Nationalgeographic.co.id—Sejak manusia pertama kali menginjakkan kaki di luar angkasa, ribuan satelit dan roket telah diluncurkan ke orbit Bumi. Misi-misi ambisius ini telah membawa kemajuan pesat dalam berbagai bidang, dari penelitian ilmiah hingga komunikasi global.
Satelit-satelit tersebut memungkinkan kita mengamati alam semesta, memprediksi cuaca, dan menikmati berbagai layanan seperti internet berkecepatan tinggi, GPS, dan siaran televisi.
Namun, di balik manfaatnya yang luar biasa, aktivitas luar angkasa yang semakin intens juga menimbulkan tantangan serius, salah satunya adalah masalah sampah antariksa.
Sampah antariksa mencakup berbagai jenis objek buatan manusia yang mengorbit Bumi, mulai dari satelit yang sudah tidak berfungsi hingga pecahan roket, baut, dan cat pelapis.

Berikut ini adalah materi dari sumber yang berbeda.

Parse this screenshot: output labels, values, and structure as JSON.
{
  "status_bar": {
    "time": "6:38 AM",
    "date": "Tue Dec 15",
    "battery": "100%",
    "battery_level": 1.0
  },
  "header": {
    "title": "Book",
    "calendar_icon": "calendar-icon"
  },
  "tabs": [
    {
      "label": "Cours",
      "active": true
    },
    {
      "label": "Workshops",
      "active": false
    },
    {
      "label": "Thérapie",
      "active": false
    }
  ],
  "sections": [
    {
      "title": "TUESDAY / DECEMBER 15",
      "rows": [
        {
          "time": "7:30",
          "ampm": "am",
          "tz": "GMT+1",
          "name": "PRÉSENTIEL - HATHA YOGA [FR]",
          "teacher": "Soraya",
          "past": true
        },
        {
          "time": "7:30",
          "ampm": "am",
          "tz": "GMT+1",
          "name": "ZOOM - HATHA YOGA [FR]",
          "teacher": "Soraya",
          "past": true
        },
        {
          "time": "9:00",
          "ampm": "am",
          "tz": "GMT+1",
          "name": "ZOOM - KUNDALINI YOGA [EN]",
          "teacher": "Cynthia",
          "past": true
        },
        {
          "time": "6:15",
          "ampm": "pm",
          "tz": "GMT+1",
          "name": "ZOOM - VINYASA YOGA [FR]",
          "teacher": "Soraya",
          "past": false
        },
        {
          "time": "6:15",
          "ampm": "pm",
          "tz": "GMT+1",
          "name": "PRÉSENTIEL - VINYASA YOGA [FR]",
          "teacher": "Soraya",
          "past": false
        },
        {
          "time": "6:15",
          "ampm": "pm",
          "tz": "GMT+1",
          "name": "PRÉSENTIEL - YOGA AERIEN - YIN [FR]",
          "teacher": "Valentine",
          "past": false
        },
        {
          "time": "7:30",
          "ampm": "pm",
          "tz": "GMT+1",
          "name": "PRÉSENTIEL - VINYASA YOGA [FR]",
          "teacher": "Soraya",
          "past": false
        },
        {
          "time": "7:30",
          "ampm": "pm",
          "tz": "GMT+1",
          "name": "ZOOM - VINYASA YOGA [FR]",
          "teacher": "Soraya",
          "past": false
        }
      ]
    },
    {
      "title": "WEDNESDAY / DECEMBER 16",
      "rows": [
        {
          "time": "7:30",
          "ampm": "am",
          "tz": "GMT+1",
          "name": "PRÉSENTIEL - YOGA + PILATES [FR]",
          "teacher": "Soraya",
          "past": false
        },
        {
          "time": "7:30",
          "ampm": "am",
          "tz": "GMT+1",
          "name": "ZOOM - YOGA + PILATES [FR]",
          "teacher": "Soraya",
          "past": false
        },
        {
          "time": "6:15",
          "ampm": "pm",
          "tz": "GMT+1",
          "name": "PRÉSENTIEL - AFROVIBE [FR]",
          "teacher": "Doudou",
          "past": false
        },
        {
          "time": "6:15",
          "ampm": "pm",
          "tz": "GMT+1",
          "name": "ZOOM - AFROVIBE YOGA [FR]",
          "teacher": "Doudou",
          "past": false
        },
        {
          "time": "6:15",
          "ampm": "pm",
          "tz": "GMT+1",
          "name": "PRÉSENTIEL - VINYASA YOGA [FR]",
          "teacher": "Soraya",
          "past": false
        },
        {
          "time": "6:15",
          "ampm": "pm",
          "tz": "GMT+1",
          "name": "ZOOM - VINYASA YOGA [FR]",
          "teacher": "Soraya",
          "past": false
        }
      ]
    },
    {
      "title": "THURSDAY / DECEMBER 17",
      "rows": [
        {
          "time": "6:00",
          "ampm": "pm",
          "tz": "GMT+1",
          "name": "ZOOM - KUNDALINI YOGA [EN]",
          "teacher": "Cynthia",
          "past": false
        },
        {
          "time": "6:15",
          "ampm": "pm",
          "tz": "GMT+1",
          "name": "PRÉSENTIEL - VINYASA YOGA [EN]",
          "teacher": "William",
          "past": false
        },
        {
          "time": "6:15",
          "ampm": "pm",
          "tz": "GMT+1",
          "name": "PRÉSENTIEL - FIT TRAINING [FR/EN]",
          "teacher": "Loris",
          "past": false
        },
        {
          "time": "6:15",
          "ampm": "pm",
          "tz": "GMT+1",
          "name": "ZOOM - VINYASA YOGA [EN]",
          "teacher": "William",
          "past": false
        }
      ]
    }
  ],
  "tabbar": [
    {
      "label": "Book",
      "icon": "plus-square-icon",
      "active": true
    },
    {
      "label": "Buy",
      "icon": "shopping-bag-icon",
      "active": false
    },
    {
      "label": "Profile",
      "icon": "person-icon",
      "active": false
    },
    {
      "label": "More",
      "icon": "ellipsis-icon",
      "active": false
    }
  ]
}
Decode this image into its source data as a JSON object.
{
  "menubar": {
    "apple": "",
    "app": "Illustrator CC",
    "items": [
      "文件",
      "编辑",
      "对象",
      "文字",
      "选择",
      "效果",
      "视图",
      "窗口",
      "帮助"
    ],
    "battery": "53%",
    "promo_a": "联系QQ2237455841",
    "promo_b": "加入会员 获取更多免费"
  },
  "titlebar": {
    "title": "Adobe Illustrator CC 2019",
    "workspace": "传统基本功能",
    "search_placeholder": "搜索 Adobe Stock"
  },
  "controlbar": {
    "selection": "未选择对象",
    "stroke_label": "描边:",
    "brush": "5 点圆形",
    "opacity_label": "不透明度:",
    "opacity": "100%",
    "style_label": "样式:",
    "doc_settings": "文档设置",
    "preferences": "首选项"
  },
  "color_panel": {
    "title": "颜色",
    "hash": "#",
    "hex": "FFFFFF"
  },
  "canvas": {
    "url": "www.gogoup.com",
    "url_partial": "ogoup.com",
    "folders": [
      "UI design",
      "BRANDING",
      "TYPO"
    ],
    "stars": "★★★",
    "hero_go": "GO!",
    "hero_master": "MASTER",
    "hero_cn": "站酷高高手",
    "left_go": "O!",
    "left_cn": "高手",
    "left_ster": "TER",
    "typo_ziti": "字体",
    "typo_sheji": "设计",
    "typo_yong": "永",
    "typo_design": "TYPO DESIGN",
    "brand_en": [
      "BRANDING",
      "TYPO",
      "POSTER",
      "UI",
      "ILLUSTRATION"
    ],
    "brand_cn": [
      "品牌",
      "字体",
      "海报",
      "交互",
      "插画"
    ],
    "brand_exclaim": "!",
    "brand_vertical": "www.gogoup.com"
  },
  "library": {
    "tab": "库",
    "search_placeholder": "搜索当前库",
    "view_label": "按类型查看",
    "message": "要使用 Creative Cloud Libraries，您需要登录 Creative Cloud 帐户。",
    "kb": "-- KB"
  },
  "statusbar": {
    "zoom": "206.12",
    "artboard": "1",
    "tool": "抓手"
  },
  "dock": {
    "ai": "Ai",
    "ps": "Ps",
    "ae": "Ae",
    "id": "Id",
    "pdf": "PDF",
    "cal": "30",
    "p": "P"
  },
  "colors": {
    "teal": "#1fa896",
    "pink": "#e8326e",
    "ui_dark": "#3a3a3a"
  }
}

Keberadaan sampah-sampah tersebut berkontribusi terhadap lingkungan orbit yang semakin padat, yang pada akhirnya dapat memicu skenario bencana yang dikenal sebagai Sindrom Kessler.
Sebuah skenario yang diprediksi akan meningkatkan risiko terjadinya tabrakan antar objek, yang dapat menghasilkan lebih banyak puing-puing dan memperparah masalah.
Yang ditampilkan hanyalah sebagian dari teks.